We act on your behalf freeing you up to carry on running your business. From that point on HMRC will deal with us, removing the stress of receiving further letters, demands and threats.
As specialist tax investigation experts we can ensure only the documents HMRC are legally allowed to request are provided and increase your chances of a fair settlement whilst avoiding any criminal investigations
Tax investigators have a reputation for making their own assumptions and not brooking any arguments. Our experience allows us to identify the arguments to challenge them on and how to present a case that overturns incorrect assumptions.
We have experience in dealing with the following HMRC enquiries
Contractors and IR35
Contractors can trigger an IR35 investigation by HMRC as a result of working in a particular sector, because of the work of HMRC's Transparent Benchmarking team, or though exhibiting behaviors that makes HMRC suspicious of your IR35 status.
VAT officers can visit your business to inspect your VAT records and make sure you're paying or reclaiming the right amount of VAT . HM Revenue and Customs ( HMRC ) usually contact you to arrange a visit. They normally give you 7 days' notice.
In normal cases, the HMRC tax investigation time limit is 4 years, in which they can go back to claim money from taxpayers. If someone has been visibly careless (submitting tax returns with mistakes), HMRC can journey back 6 years.

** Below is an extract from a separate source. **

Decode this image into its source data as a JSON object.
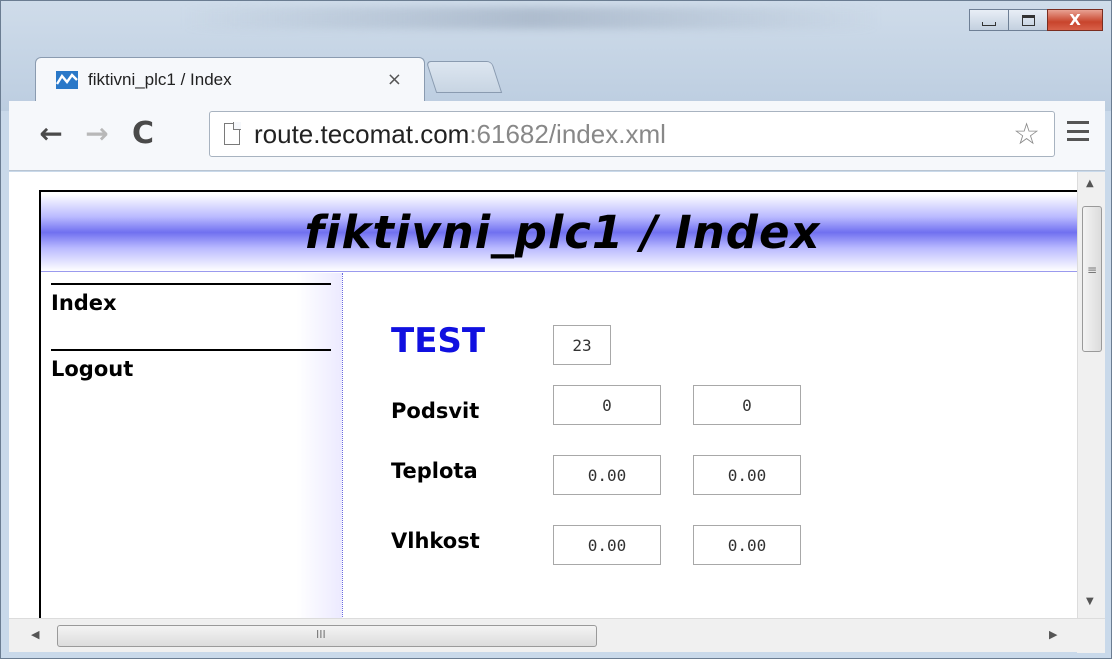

Entrepreneurs Relief Challenges & Capital Gains Tax
Entrepreneurs' Relief reduces the amount of Capital Gains Tax payable when you dispose of (sell) shares in all or part of your business. It results in a tax rate of 10% on the value of the disposal.
Mitigate the costs of an investigation
Beyond the concern of being investigated and the timescales imposed, there can be the further worries around the fees this can cause to you or your business. With this in mind, we have put together a solution in alleviating this unexpected cost by partnering with an insurance firm so that we can provide investigations insurance from as little as £250.

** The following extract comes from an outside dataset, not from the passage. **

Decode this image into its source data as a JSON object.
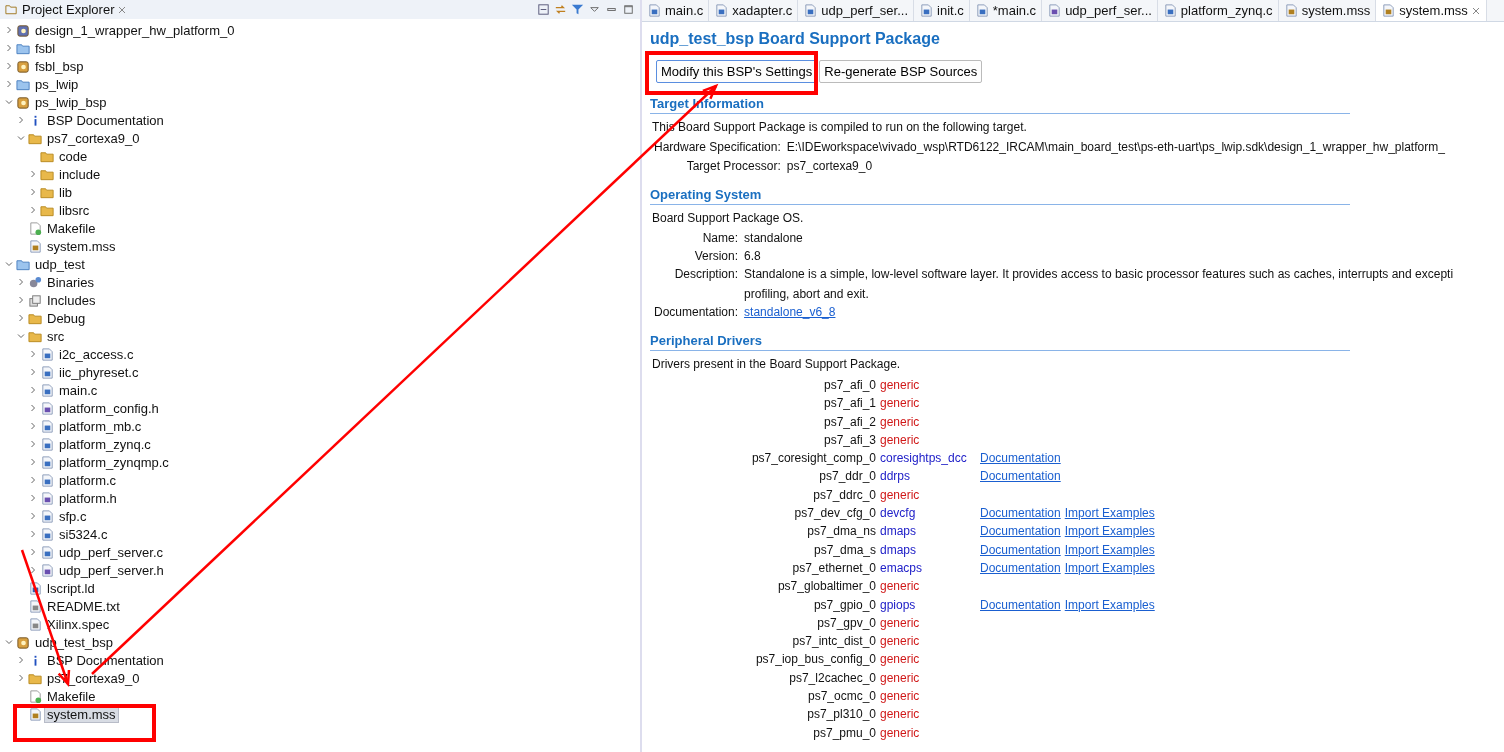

What is an HMRC Investigation?
HMRC’s role is not only to collect taxes but also ensure you have paid the taxes you owe. HMRC can perform these investigations at any point through the year and are charged with the remit of checking your personal and businesses affairs to ensure they are in order.
When would I know if HMRC is investigating me or my company?
HMRC can perform an investigation without the need to notify you using information they already have available for review. This can include information in the public domain such as news reports, websites, social media, companies house and land registry as well as the tax records you have submitted.
If they find the information they have available contains discrepancies they cannot quantify, they will seek formal process. At this point the HMRC will contact you for any additional information that they deem is required.
How long does an HMRC Investigation take?
An investigation will continue until the HMRC are satisfied with the evidence they have been provided. This could be months or years.
While the investigation as a whole may not have a set length, what should be noted is that when HMRC formally contact you, they typically set a deadline for reply at 30 days.
What can trigger a HMRC investigation?
The HMRC may need to look further into your financial records if following internal review they feel questions need to be raised relating to tax records your company has filed.
To minimise the chances of this occurring it is advisable to have an accountant review and advice on your tax returns before you submit them to the HMRC each year.